Laughlin, an administrator of Alice Yard and editor of the Caribbean Review of Books, knows a thing or two about finding new spaces and the thrill of correspondence. The theme is a key concern in his poetry and a natural extension of TOWN the literary journal. A few weeks after APT arrives there is another envelop waiting for me in the mail. Smaller, with a bit of scotch-tape securing its contents. Two small items are inside.

The items are two cadmium blue postcards. One reads: "ALL I CAN SAY IS WHAT I CAN SAY" ; another "WHAT I CAN SAY IS ALL I CAN SAY". The text is in white in a sans serif font. On the reverse of one card is that familiar handwriting from before: "AND SOME DAYS I SEEM TO HAVE NOTHING AT ALL TO SAY. -" The other card, a simple signature and date: "N. 3 Dec. 2011."

A few months later, more. From a different source.
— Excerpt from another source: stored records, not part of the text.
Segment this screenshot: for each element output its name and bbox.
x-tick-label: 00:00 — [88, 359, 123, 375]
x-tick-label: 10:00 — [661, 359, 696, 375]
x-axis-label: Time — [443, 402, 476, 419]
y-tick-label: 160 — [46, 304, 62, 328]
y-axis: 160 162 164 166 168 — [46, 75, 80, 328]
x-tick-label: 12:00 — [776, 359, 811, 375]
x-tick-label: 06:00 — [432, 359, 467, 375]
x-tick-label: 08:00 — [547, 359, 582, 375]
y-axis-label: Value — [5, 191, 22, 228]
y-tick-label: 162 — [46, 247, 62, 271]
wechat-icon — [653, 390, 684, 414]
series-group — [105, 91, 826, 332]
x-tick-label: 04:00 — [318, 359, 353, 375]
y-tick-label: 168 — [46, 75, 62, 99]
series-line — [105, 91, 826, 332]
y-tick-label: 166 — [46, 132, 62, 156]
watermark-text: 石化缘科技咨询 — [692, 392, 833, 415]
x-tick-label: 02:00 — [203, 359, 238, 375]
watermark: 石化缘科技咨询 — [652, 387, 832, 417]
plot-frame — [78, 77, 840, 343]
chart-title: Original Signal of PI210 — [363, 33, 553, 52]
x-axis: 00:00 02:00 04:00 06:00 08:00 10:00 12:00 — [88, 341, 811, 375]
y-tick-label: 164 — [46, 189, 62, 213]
A white envelop with a stark black font. The letters P & E and my name and address. Inside a small booklet, one side Emigrante the other Pinky. Three flyers to post on walls as I please. This is the work of Alicia Milne and Luis Vasquez La Roche who have mailed out, in a personalised kind of way, zines. (I have written a blurb for this project.)

More clues: "We place our work in the streets and curate encounters with the public. Existing in the landscape, the work no longer belongs to its creators, it becomes art for all," a notice reads. Then, images playing on ideas of HE v. SHE, part and whole, pleasure and pain, screaming and silence. Physical education (PE) comes to mind: play. Both are artists who produce work interrogating self and what it means to place the self across the boundaries letters normally transgress.



Exploring Milne's website, I encounter her zine Neither Here Nor There. The artist mails out a copy to whoever emails her asking for it.

A few days later, it arrives in the smallest of envelops. Inside are words, maps and drawings of fictional and real places. I can decipher the following phrases throughout the zine: to somewhere; Point A Point B Point C Point D Point E; no scale available, dark-ness, the constant flow; Pass through time; the clusters descend, scale variable; a fraidy place is always uncertain; sometimes north, sometimes south; nice, nicer; straight straight straight straight; and still I feel uncertain.


Where the self is; the idea of travel and of order; of mapping the terrain; of moving between motions, states, emotions. Somehow all of this comes to mind. It's the kind of thing possible with art that comes in the mail. There is so much more of it out there, too.